How to remove None when iterating through a list in python

Question

I have this two unequal lists and i'm using itertools to loop through them and i'm trying to use the filter function to remove the None generated in List1 so that at the end of the day a contains only two elements instead of three (counting the none) but i keep getting this error: Type error: NoneType object is not iterable

import itertools

List1  = [['a'],['b']]
List2 = ['A','b','C']

l = list(itertools.chain(*List1))
print(l)

for a, b in itertools.zip_longest((b for a in List1 for b in a),List2):
    filter(None, a)
    print(a,b)

Answer 1

Not entirely clear what you want. As I understand the question and the comments, you want to use izip_longest to combine the lists, but without any None elements in the result.

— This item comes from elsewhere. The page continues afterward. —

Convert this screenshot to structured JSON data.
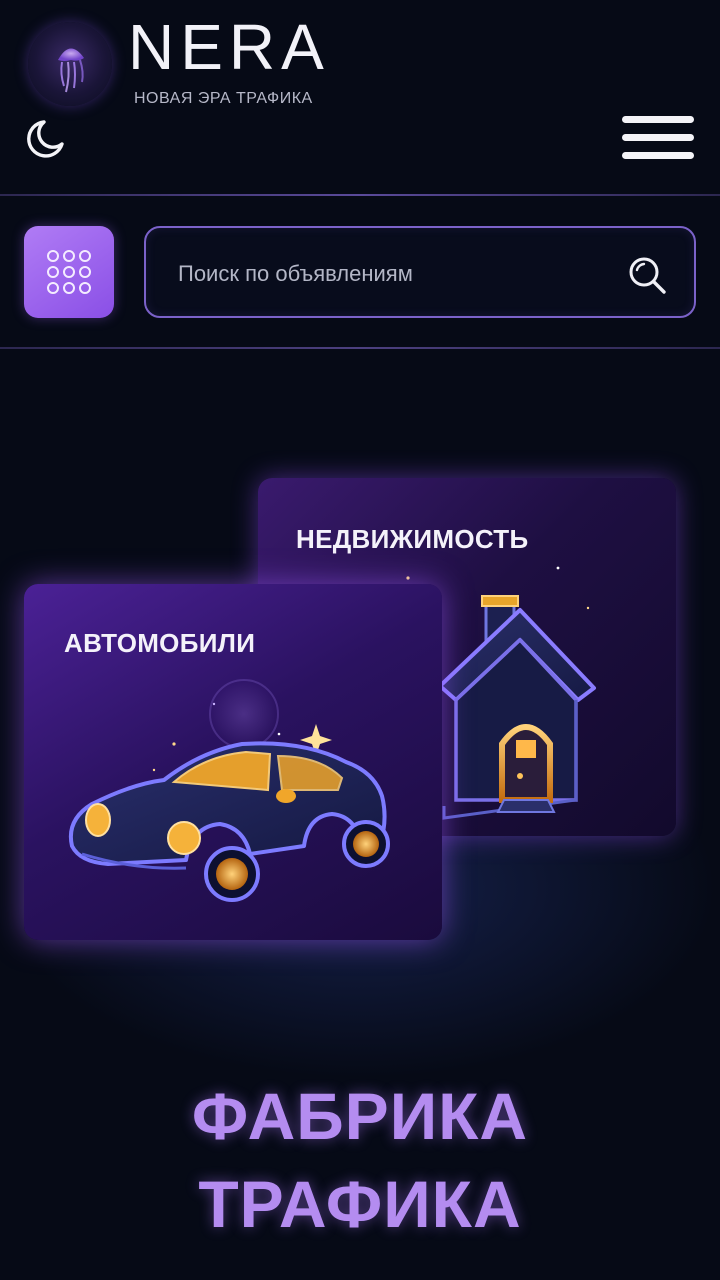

This will filter the None from the zipped 'slices' of the lists and print only the non-None values. But note that this way you can not be sure whether, e.g., the first element in the non_none list came from the first list or the second or third.

a = ["1", "2"]
b = ["a", "b", "c", "d"]
c = ["x", "y", "z"]

for zipped in izip_longest(a, b, c):
    non_none = filter(None, zipped)
    print non_none

Output:

('1', 'a', 'x')
('2', 'b', 'y')
('c', 'z')
('d',)

BTW, what your filter(None, a) does: It filters the None values from your a, i.e. from the strings "a" and "b" (which does not do much, as they contain no None values), until it fails for the last value, as None is not iterable. Also, it discards the result anyway, as you do not bind it to a variable. filter does not alter the original list, but returns a filtered copy!